When it comes to school systems that might need that additional support from partnerships with, say, a school for the blind, if they're located in a rural part of their state, are there still opportunities for them to build those connections and get that assistance and support?
HAIR: Absolutely. I mean, I wouldn't say that we have 100% coverage for every county and jurisdiction in the state of Maryland, but we do cover those western counties. We have teachers go provide assessments and we provide IEP [individualized education program] supports.
We will advise for IEP teams in the local schools on things like “How should we construct the students' goals and objectives?” We'll give them an assessment of the students' skills based on a teacher-provided assessment and give them some consultation in that way, or we can provide ongoing service if we have the staff and they have a need.
Even if they’re in rural Maryland, our teachers and psychologists will go out to a local county and provide assessment of a student and consult with the local IEP team to develop the IEP, and/or we can provide direct teacher support. Our goal is not to pull students from their local communities but to provide support where they live if at all possible, so that their access doesn't depend on ZIP code.
So we're not just a campus here. We actually do provide services well beyond these four walls, as it were, in Baltimore City.
When it comes to improving the situations where public schools might have more limited resources to serve students with these specific needs, as you know, sometimes that's not entirely within their control. Is that something that needs to also change at the state or federal level in terms of policy when it comes to making sure every school has access to these resources?
HAIR: We and the National Federation of the Blind, which you may know is headquartered in Baltimore, are working together to provide more teacher training and support so we can get those professionals in Maryland.

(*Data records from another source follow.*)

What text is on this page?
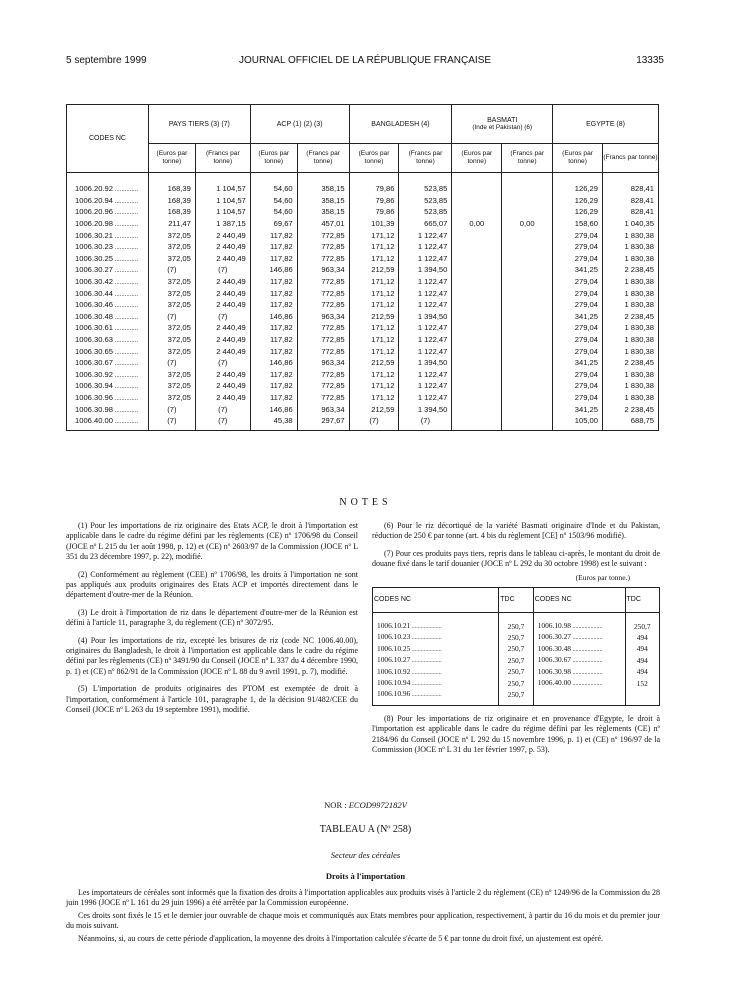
5 septembre 1999	JOURNAL OFFICIEL DE LA RÉPUBLIQUE FRANÇAISE	13335
CODES NC	PAYS TIERS (3) (7)		ACP (1) (2) (3)		BANGLADESH (4)		BASMATI
(Inde et Pakistan) (6)		EGYPTE (8)	
	(Euros par tonne)	(Francs par tonne)	(Euros par tonne)	(Francs par tonne)	(Euros par tonne)	(Francs par tonne)	(Euros par tonne)	(Francs par tonne)	(Euros par tonne)	(Francs par tonne)
1006.20.92 ..............	168,39	1 104,57	54,60	358,15	79,86	523,85			126,29	828,41
1006.20.94 ..............	168,39	1 104,57	54,60	358,15	79,86	523,85			126,29	828,41
1006.20.96 ..............	168,39	1 104,57	54,60	358,15	79,86	523,85			126,29	828,41
1006.20.98 ..............	211,47	1 387,15	69,67	457,01	101,39	665,07	0,00	0,00	158,60	1 040,35
1006.30.21 ..............	372,05	2 440,49	117,82	772,85	171,12	1 122,47			279,04	1 830,38
1006.30.23 ..............	372,05	2 440,49	117,82	772,85	171,12	1 122,47			279,04	1 830,38
1006.30.25 ..............	372,05	2 440,49	117,82	772,85	171,12	1 122,47			279,04	1 830,38
1006.30.27 ..............	(7)	(7)	146,86	963,34	212,59	1 394,50			341,25	2 238,45
1006.30.42 ..............	372,05	2 440,49	117,82	772,85	171,12	1 122,47			279,04	1 830,38
1006.30.44 ..............	372,05	2 440,49	117,82	772,85	171,12	1 122,47			279,04	1 830,38
1006.30.46 ..............	372,05	2 440,49	117,82	772,85	171,12	1 122,47			279,04	1 830,38
1006.30.48 ..............	(7)	(7)	146,86	963,34	212,59	1 394,50			341,25	2 238,45
1006.30.61 ..............	372,05	2 440,49	117,82	772,85	171,12	1 122,47			279,04	1 830,38
1006.30.63 ..............	372,05	2 440,49	117,82	772,85	171,12	1 122,47			279,04	1 830,38
1006.30.65 ..............	372,05	2 440,49	117,82	772,85	171,12	1 122,47			279,04	1 830,38
1006.30.67 ..............	(7)	(7)	146,86	963,34	212,59	1 394,50			341,25	2 238,45
1006.30.92 ..............	372,05	2 440,49	117,82	772,85	171,12	1 122,47			279,04	1 830,38
1006.30.94 ..............	372,05	2 440,49	117,82	772,85	171,12	1 122,47			279,04	1 830,38
1006.30.96 ..............	372,05	2 440,49	117,82	772,85	171,12	1 122,47			279,04	1 830,38
1006.30.98 ..............	(7)	(7)	146,86	963,34	212,59	1 394,50			341,25	2 238,45
1006.40.00 ..............	(7)	(7)	45,38	297,67	(7)	(7)			105,00	688,75
NOTES

(1) Pour les importations de riz originaire des Etats ACP, le droit à l'importation est applicable dans le cadre du régime défini par les règlements (CE) nº 1706/98 du Conseil (JOCE nº L 215 du 1er août 1998, p. 12) et (CE) nº 2603/97 de la Commission (JOCE nº L 351 du 23 décembre 1997, p. 22), modifié.

(2) Conformément au règlement (CEE) nº 1706/98, les droits à l'importation ne sont pas appliqués aux produits originaires des Etats ACP et importés directement dans le département d'outre-mer de la Réunion.

(3) Le droit à l'importation de riz dans le département d'outre-mer de la Réunion est défini à l'article 11, paragraphe 3, du règlement (CE) nº 3072/95.

(4) Pour les importations de riz, excepté les brisures de riz (code NC 1006.40.00), originaires du Bangladesh, le droit à l'importation est applicable dans le cadre du régime défini par les règlements (CE) nº 3491/90 du Conseil (JOCE nº L 337 du 4 décembre 1990, p. 1) et (CE) nº 862/91 de la Commission (JOCE nº L 88 du 9 avril 1991, p. 7), modifié.

(5) L'importation de produits originaires des PTOM est exemptée de droit à l'importation, conformément à l'article 101, paragraphe 1, de la décision 91/482/CEE du Conseil (JOCE nº L 263 du 19 septembre 1991), modifié.

(6) Pour le riz décortiqué de la variété Basmati originaire d'Inde et du Pakistan, réduction de 250 € par tonne (art. 4 bis du règlement [CE] nº 1503/96 modifié).

(7) Pour ces produits pays tiers, repris dans le tableau ci-après, le montant du droit de douane fixé dans le tarif douanier (JOCE nº L 292 du 30 octobre 1998) est le suivant :

(Euros par tonne.)
CODES NC	TDC	CODES NC	TDC
1006.10.21 ....................	250,7	1006.10.98 ....................	250,7
1006.10.23 ....................	250,7	1006.30.27 ....................	494
1006.10.25 ....................	250,7	1006.30.48 ....................	494
1006.10.27 ....................	250,7	1006.30.67 ....................	494
1006.10.92 ....................	250,7	1006.30.98 ....................	494
1006.10.94 ....................	250,7	1006.40.00 ....................	152
1006.10.96 ....................	250,7		

(8) Pour les importations de riz originaire et en provenance d'Egypte, le droit à l'importation est applicable dans le cadre du régime défini par les règlements (CE) nº 2184/96 du Conseil (JOCE nº L 292 du 15 novembre 1996, p. 1) et (CE) nº 196/97 de la Commission (JOCE nº L 31 du 1er février 1997, p. 53).

NOR : ECOD9972182V
TABLEAU A (Nº 258)
Secteur des céréales
Droits à l'importation

Les importateurs de céréales sont informés que la fixation des droits à l'importation applicables aux produits visés à l'article 2 du règlement (CE) nº 1249/96 de la Commission du 28 juin 1996 (JOCE nº L 161 du 29 juin 1996) a été arrêtée par la Commission européenne.

Ces droits sont fixés le 15 et le dernier jour ouvrable de chaque mois et communiqués aux Etats membres pour application, respectivement, à partir du 16 du mois et du premier jour du mois suivant.

Néanmoins, si, au cours de cette période d'application, la moyenne des droits à l'importation calculée s'écarte de 5 € par tonne du droit fixé, un ajustement est opéré.
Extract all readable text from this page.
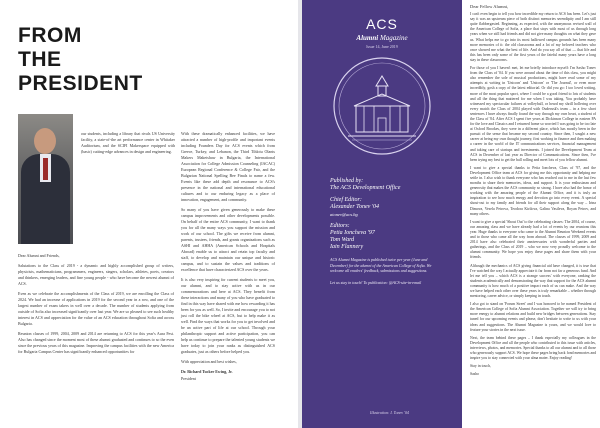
FROM
THE
PRESIDENT

our students, including a library that rivals US University facility, a state-of-the art performance center in Whitaker Auditorium, and the SCIFI Makerspace equipped with (basic) cutting-edge advances in design and engineering.

With these dramatically enhanced facilities, we have attracted a number of high-profile and important events including Founders Day for ACS events which from Greece, Turkey, and Lebanon, the Third Tihloiu Olants Makers Maketshaw in Bulgaria, the International Association for College Admission Counseling (IACAC) European Regional Conference & College Fair, and the Bulgarian National Spelling Bee Finals to name a few. Events like these add depth and resonance to ACS's presence in the national and international educational cultures and to our enduring legacy as a place of innovation, engagement, and community.

So many of you have given generously to make these campus improvements and other developments possible. On behalf of the entire ACS community, I want to thank you for all the many ways you support the mission and work of our school. The gifts we receive from alumni, parents, trustees, friends, and grants organizations such as ASHI and AHHA (American Schools and Hospitals Abroad) enable us to attract and retain top faculty and staff, to develop and maintain our unique and historic campus, and to sustain the values and traditions of excellence that have characterized ACS over the years.

It is also very inspiring for current students to meet you, our alumni, and to stay active with us in our commemorations and here at ACS. They benefit from these interactions and many of you who have graduated to find in this way have shared with me how rewarding it has been for you as well. So, I invite and encourage you to not just roll the bike wheel at ACS, but to help make it as well. Find the ways that works for you to get involved and be an active part of life at our school. Through your philanthropic support and active participation, you can help us continue to prepare the talented young students we have today to join your ranks as distinguished ACS graduates, just as others before helped you.

With appreciation and best wishes,

Dr. Richard Tucker Ewing, Jr.

President

Dear Alumni and Friends,

Salutations to the Class of 2019 - a dynamic and highly accomplished group of writers, physicists, mathematicians, programmers, engineers, singers, scholars, athletes, poets, creators and thinkers, emerging leaders, and fine young people - who have become the newest alumni of ACS.

Even as we celebrate the accomplishments of the Class of 2019, we are enrolling the Class of 2024. We had an increase of applications in 2019 for the second year in a row, and one of the largest number of exam takers in well over a decade. The number of students applying from outside of Sofia also increased significantly over last year. We are so pleased to see such healthy interest in ACS and appreciation for the value of an ACS education throughout Sofia and across Bulgaria.

Reunion classes of 1999, 2004, 2009 and 2014 are returning to ACS for this year's Aura Fest. Also has changed since the moment most of these alumni graduated and continues to so the even since the previous years of this magazine. Improving the campus facilities with the new America for Bulgaria Campus Center has significantly enhanced opportunities for

ACS
Alumni Magazine
Issue 14, June 2019

Published by:

The ACS Development Office

Chief Editor:

Alexander Tonev '04

atonev@acs.bg

Editors:

Petia Ioncheva '97

Tom Ward

Iain Flannery

ACS Alumni Magazine is published twice per year (June and December) for the alumni of the American College of Sofia. We welcome all readers' feedback, submissions and suggestions.

Let us stay in touch! To publication: @ACS-site-in-email

Illustration: I. Tonev '04

Dear Fellow Alumni,

I can't even begin to tell you how incredible my return to ACS has been. Let's just say it was an upstream piece of both distinct memories serendipity and I am still quite flabbergasted. Beginning, as expected, with the anonymous revised wall of the American College of Sofia, a place that stays with most of us through long years when we still had friends and did not give many thoughts on what they gave us. What helps me to go into its most hallowed campus grounds has been many more memories of it: the old classrooms and a lot of my beloved teachers who once showed me what the best of life. And do you say all of that — that life and this has been only some of the first years of the fateful many years have a long stay in these classrooms.

For those of you I haven't met, let me briefly introduce myself: I'm Sasho Tonev from the Class of '04. If you were around about the time of this class, you might also remember the sole of musical productions, might have read some of my attempts at writing in 'Unicorn' and 'Unicorn' or 'The Journal', or even more incredibly, gosh a copy of the latest editorial. Or did you go: I too loved writing, more of the most popular sport, where I could be a good friend to lots of students and all the thing that mattered for me when I was taking. You probably have witnessed my spectacular failures at volleyball, or heard my shrill hollering over every match the Class of 2004 played with Ouderusk's team – in a few short sentences I have always finally found the way through my own heart, a student of the Class of '04. After ACS I spent five years at Dickinson College in eastern PA for the love and Classics and I returned home so worried I was going to be too late at Oxford Brookes, they were in a different place, which has mostly been in the pursuit of the sense that became my second country. Since then, I sought a new career at being my own thought journey, first working in finance and then making a career in the world of the IT communications services, financial management and taking care of startups and investments. I joined the Development Team at ACS in December of last year as Director of Communications. Since then, I've been trying my best to get the ball rolling and meet lots of you fellow alumni.

I want to give a special thanks to Petia Ioncheva, Class of '97, and the Development Office team at ACS for giving me this opportunity and helping me settle in. I also wish to thank everyone who has reached out to me in the last few months to share their memories, ideas, and support. It is your enthusiasm and generosity that makes the ACS community so strong. I have also had the honor of working with the amazing people of the Alumni Office, and it is truly an inspiration to see how much energy and devotion go into every event. A special shout-out to my family and friends for all their support along the way – Irina Dimova, Vesela Petrova, Teodora Kirilova, Galina Vasileva, Boyan Petrov, and many others.

I want to give a special 'Shout Out' to the celebrating classes: The 2004, of course, our amazing class and we have already had a lot of events by our reunions this year. Huge thanks to everyone who came to the Alumni Reunion Weekend events and to those who came all the way from abroad. The classes of 1999, 2009 and 2014 have also celebrated their anniversaries with wonderful parties and gatherings, and the Class of 2019 – who we now very proudly welcome to the alumni community. We hope you enjoy these pages and share them with your friends.

Although the mechanics of ACS giving financial aid have changed, it is true that I've watched the way I actually appreciate it far from not far a generous fund. And let me tell you – which ACS is a strange success' with everyone, ranking the students academically and demonstrating the way that support for the ACS alumni community is how much of a positive impact each of us can make. And the way we have helped each other over these years is truly remarkable – whether through mentoring, career advice, or simply keeping in touch.

I also got to stand on 'Forum Street' and I was honored to be named President of the American College of Sofia Alumni Association. Together we will try to bring more energy to alumni relations and build new bridges between generations. Stay tuned for our upcoming events and please, don't hesitate to write to us with your ideas and suggestions. The Alumni Magazine is yours, and we would love to feature your stories in the next issue.

Next, the team behind these pages – I thank especially my colleagues in the Development Office and all the people who contributed to this issue with articles, interviews, photos, and memories. Special thanks to all our alumni and to all those who generously support ACS. We hope these pages bring back fond memories and inspire you to stay connected with your alma mater. Enjoy reading!

Stay in touch,

Sasho
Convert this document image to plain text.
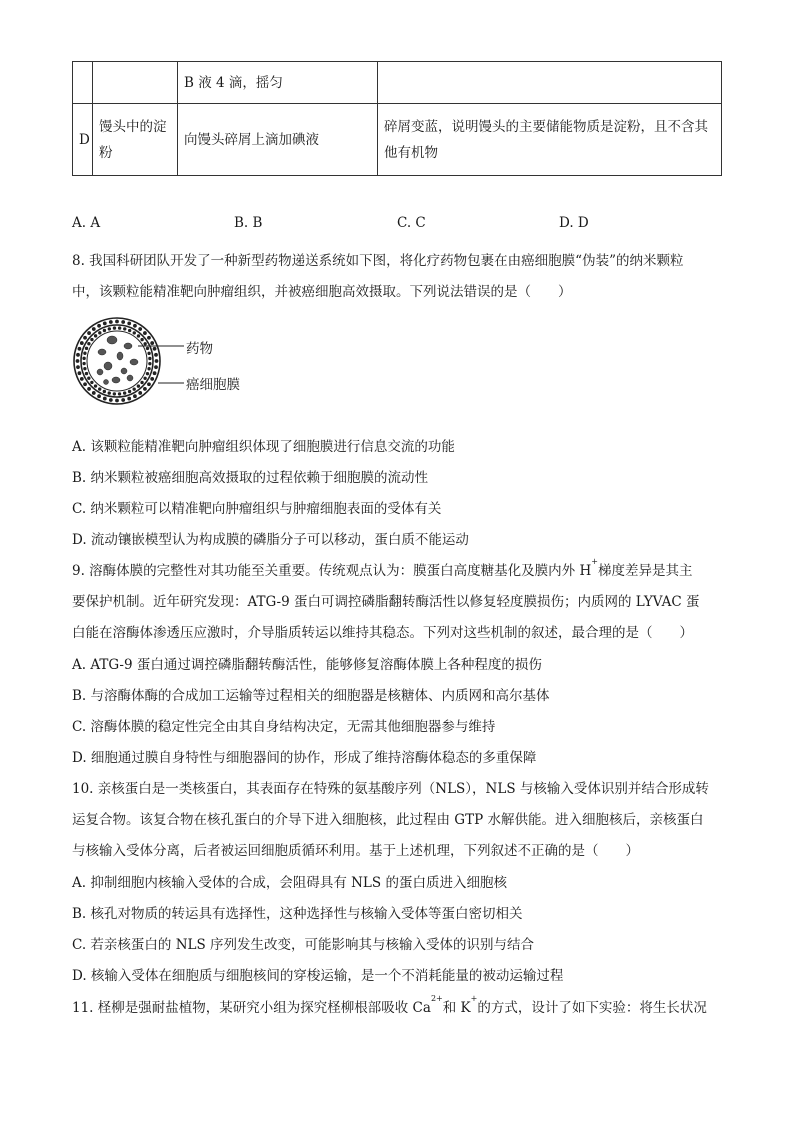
		B 液 4 滴，摇匀	
D	馒头中的淀粉	向馒头碎屑上滴加碘液	碎屑变蓝，说明馒头的主要储能物质是淀粉，且不含其他有机物
A. A	B. B	C. C	D. D
8. 我国科研团队开发了一种新型药物递送系统如下图，将化疗药物包裹在由癌细胞膜“伪装”的纳米颗粒
中，该颗粒能精准靶向肿瘤组织，并被癌细胞高效摄取。下列说法错误的是（　　）
药物
癌细胞膜
A. 该颗粒能精准靶向肿瘤组织体现了细胞膜进行信息交流的功能
B. 纳米颗粒被癌细胞高效摄取的过程依赖于细胞膜的流动性
C. 纳米颗粒可以精准靶向肿瘤组织与肿瘤细胞表面的受体有关
D. 流动镶嵌模型认为构成膜的磷脂分子可以移动，蛋白质不能运动
9. 溶酶体膜的完整性对其功能至关重要。传统观点认为：膜蛋白高度糖基化及膜内外 H+梯度差异是其主
要保护机制。近年研究发现：ATG-9 蛋白可调控磷脂翻转酶活性以修复轻度膜损伤；内质网的 LYVAC 蛋
白能在溶酶体渗透压应激时，介导脂质转运以维持其稳态。下列对这些机制的叙述，最合理的是（　　）
A. ATG-9 蛋白通过调控磷脂翻转酶活性，能够修复溶酶体膜上各种程度的损伤
B. 与溶酶体酶的合成加工运输等过程相关的细胞器是核糖体、内质网和高尔基体
C. 溶酶体膜的稳定性完全由其自身结构决定，无需其他细胞器参与维持
D. 细胞通过膜自身特性与细胞器间的协作，形成了维持溶酶体稳态的多重保障
10. 亲核蛋白是一类核蛋白，其表面存在特殊的氨基酸序列（NLS），NLS 与核输入受体识别并结合形成转
运复合物。该复合物在核孔蛋白的介导下进入细胞核，此过程由 GTP 水解供能。进入细胞核后，亲核蛋白
与核输入受体分离，后者被运回细胞质循环利用。基于上述机理，下列叙述不正确的是（　　）
A. 抑制细胞内核输入受体的合成，会阻碍具有 NLS 的蛋白质进入细胞核
B. 核孔对物质的转运具有选择性，这种选择性与核输入受体等蛋白密切相关
C. 若亲核蛋白的 NLS 序列发生改变，可能影响其与核输入受体的识别与结合
D. 核输入受体在细胞质与细胞核间的穿梭运输，是一个不消耗能量的被动运输过程
11. 柽柳是强耐盐植物，某研究小组为探究柽柳根部吸收 $Ca^{2+}$和 K+的方式，设计了如下实验：将生长状况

Right now we're partnering with Kutztown University, which is in Pennsylvania. They have a wonderful teacher of the visually impaired program, and right now we [Maryland School for the Blind] are paying teachers who are not certified in visual impairments to get their teacher of the visually impaired certification and developing a pipeline.
It's so difficult to find teachers of the visually impaired. Our vision is to create more partnerships with local universities and training our paraprofessionals. We have some talented people who know Braille and know how to teach these children very well who are not certified teachers. So we want to put them through teacher training and give them the tuition dollars and eventually get them to become teachers of the visually impaired.
That would be the ultimate pipeline dream that we're pursuing right now to help fill in that shortage.
In general, for public school leaders anywhere in the country who have gaps in their services for students with specialized needs, what are some of the steps that you would recommend for building the partnerships to fill those gaps, and where should they focus attention most immediately to fill gaps in services?
HAIR: I would work with my administration. Work with the leadership. Find the incentives — the hiring incentives. Try to find the people that we need to recruit to our school.
I really feel for rural counties and towns where it may not be easy to find someone. But I think it's finding the right connections.
There are some hiring agencies that can provide assistance in specialized special ed certifications. I would look towards your local school for the blind, like the Maryland School for the Blind. There may be retired teachers of the visually impaired who are willing to do some short-term or part-time work to fill in the gap while you're waiting.